Faruque Ahmed is a retired judge of the High Court Division of the Bangladesh Supreme Court.

==Career==
In February 2001, Ahmed was appointed as an additional judge of the High Court Division by the Awami League government near the end of its term. The new Bangladesh Nationalist Party government did not appoint him and 8 other judges as permanent judges.

In a verdict by the Bangladesh High Court, which was upheld by Bangladesh Supreme Court, the government of Bangladesh was asked to reappointed 10 judges, including Ahmed, to the High Court Division whose appointed was not confirmed by the Bangladesh Nationalist Party despite the recommendation of the chief justice as they were appointed to the court by the last Awami League government. The verdict was opposed by 19 judges of the High Court Division. He was appointed a permanent judge of the High Court Division in February 2011.

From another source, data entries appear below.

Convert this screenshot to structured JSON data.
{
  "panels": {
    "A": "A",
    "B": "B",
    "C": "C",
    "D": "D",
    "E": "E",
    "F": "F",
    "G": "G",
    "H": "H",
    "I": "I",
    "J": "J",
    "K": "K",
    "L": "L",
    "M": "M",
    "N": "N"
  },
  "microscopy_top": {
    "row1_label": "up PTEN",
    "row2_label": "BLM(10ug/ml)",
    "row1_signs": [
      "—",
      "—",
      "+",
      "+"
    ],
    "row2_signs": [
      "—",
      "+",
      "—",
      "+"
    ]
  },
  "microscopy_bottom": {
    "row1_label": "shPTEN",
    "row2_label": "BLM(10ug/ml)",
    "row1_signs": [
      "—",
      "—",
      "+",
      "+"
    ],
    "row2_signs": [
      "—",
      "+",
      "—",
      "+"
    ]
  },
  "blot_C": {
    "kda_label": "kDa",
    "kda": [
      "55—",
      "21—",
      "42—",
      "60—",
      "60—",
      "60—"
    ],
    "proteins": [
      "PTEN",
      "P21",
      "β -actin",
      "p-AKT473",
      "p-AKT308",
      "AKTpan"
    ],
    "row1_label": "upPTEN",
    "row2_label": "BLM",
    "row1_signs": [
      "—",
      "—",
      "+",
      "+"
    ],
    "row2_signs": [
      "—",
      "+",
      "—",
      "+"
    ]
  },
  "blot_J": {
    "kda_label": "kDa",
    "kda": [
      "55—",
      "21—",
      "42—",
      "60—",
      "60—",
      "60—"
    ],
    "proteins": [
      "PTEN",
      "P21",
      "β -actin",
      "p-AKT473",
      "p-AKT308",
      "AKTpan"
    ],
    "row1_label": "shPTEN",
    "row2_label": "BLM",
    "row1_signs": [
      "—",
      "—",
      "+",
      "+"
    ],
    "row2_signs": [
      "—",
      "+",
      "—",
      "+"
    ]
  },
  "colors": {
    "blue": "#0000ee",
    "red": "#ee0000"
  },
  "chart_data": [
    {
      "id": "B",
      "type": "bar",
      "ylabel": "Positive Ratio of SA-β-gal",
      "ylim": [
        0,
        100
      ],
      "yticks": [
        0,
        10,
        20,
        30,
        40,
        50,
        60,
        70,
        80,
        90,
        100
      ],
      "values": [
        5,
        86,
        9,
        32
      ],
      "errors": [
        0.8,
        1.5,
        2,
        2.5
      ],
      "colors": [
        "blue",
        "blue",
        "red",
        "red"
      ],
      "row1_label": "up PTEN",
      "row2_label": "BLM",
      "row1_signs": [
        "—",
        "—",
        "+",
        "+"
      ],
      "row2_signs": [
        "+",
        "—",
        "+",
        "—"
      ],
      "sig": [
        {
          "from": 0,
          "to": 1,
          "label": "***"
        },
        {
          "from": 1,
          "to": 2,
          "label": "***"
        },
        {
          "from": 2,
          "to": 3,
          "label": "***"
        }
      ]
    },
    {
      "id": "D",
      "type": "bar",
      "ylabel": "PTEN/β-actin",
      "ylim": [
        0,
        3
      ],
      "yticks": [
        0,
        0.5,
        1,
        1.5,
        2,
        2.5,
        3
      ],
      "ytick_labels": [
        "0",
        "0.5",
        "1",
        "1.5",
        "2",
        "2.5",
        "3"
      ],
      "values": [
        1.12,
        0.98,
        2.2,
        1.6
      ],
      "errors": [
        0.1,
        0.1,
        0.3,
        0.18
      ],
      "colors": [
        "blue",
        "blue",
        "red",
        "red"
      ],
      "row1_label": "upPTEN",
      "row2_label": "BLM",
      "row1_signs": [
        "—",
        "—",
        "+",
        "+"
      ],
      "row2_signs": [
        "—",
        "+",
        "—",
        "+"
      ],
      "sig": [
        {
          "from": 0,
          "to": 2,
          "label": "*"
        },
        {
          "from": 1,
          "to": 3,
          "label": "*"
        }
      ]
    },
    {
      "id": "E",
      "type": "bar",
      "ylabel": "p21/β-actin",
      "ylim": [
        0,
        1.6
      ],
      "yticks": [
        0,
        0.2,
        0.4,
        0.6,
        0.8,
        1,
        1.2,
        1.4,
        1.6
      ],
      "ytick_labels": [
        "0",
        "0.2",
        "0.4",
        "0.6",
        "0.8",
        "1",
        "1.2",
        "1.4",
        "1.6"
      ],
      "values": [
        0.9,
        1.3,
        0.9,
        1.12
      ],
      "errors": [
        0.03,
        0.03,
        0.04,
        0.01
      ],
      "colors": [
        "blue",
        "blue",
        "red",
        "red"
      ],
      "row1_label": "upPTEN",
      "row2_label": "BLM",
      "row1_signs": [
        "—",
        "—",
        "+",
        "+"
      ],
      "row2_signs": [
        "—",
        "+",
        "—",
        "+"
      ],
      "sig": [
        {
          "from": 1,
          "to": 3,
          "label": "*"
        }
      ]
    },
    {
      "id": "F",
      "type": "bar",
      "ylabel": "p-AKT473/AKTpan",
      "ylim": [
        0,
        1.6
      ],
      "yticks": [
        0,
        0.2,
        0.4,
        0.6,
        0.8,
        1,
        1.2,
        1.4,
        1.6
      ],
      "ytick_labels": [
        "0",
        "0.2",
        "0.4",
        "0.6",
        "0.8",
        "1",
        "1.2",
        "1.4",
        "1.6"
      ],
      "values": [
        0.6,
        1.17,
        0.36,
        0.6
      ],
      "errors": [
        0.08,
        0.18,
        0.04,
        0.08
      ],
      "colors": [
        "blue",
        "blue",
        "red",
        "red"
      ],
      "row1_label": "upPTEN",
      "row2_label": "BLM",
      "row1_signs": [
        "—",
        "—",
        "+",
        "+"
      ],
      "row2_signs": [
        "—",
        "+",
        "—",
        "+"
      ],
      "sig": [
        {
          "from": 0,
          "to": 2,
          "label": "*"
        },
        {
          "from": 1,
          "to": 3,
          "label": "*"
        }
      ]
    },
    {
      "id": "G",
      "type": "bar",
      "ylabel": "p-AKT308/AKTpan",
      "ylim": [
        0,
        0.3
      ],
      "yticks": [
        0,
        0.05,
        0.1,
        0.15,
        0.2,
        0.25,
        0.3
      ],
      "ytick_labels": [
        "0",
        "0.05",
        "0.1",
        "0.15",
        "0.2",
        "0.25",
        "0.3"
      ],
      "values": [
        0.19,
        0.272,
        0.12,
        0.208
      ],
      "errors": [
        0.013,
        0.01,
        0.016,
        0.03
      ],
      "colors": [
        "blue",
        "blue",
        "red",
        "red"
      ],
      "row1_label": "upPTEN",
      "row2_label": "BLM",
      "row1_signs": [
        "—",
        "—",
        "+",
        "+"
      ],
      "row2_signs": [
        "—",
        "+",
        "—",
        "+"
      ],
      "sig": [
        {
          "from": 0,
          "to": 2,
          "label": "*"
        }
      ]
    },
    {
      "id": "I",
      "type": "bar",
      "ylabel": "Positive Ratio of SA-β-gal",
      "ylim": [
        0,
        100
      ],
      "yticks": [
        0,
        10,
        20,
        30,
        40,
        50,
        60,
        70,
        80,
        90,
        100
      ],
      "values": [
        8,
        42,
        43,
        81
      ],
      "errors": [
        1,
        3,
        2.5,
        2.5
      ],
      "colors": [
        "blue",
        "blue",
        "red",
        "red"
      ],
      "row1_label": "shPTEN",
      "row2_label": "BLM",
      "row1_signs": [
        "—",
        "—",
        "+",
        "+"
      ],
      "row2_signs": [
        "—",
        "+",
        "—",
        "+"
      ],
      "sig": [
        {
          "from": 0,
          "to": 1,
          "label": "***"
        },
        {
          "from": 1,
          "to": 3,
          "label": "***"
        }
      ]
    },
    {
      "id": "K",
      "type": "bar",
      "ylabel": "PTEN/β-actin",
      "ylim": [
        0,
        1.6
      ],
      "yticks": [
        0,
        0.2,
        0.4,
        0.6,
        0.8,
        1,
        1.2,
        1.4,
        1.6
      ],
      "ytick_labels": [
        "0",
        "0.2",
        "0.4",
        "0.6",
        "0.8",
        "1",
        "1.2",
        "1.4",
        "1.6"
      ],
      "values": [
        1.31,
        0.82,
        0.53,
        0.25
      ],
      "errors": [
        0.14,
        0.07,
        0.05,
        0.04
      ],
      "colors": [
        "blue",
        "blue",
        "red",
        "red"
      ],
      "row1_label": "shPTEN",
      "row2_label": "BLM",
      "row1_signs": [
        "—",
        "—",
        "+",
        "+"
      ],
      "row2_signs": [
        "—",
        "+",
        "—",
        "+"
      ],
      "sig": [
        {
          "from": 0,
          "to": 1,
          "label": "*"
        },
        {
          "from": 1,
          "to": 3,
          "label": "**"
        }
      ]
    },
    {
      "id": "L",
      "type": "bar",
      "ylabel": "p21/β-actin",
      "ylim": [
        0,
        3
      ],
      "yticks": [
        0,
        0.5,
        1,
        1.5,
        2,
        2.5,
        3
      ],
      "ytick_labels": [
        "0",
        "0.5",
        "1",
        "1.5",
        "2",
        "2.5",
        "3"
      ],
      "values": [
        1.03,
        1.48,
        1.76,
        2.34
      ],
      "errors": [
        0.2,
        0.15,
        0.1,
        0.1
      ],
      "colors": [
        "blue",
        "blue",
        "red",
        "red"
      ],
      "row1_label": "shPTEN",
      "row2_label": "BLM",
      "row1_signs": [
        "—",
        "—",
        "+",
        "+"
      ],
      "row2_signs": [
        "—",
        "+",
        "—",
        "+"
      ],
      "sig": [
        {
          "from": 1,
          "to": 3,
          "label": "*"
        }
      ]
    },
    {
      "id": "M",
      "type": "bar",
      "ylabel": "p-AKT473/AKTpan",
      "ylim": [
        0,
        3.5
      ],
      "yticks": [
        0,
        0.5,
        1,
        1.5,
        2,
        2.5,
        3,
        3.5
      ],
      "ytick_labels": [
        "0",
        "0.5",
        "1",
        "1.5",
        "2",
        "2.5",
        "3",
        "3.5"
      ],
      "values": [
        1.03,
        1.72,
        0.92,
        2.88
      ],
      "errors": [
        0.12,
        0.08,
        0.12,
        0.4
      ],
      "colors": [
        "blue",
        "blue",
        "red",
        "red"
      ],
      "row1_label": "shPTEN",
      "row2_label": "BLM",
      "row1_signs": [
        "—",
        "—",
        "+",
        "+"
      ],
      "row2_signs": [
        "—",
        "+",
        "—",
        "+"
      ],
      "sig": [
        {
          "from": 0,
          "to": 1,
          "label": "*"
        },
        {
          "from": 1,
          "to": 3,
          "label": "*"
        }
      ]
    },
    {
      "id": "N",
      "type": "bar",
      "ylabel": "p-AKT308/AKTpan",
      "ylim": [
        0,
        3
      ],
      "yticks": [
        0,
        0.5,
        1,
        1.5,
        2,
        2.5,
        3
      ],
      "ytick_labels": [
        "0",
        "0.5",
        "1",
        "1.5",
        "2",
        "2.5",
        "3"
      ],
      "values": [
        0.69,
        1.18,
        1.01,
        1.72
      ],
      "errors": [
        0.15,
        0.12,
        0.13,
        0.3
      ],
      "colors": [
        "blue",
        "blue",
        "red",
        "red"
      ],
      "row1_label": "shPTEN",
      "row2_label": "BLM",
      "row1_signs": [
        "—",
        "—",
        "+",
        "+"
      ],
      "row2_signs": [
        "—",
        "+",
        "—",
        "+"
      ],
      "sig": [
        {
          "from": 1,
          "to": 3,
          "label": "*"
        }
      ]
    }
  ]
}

In February 2011, seven judges of the Bangladesh High Court threatened to go to strike or resign if Md Shamsul Huda, and Justice Md Momtazuddin Ahmed were not appointed to the Appellate Division. The seven judges were Justice AHM Shamsuddin Chowdhury Manik, Justice Faruque Ahmed, Justice Md Nizamul Huq, Justice Md Abdul Hye, Justice Md Shamsul Huda, Md Momtazuddin Ahmed, and Justice Marzi-ul Huq. They had argued that the two judges were harmed by not having their appointment confirmed by the Bangladesh Nationalist Party government.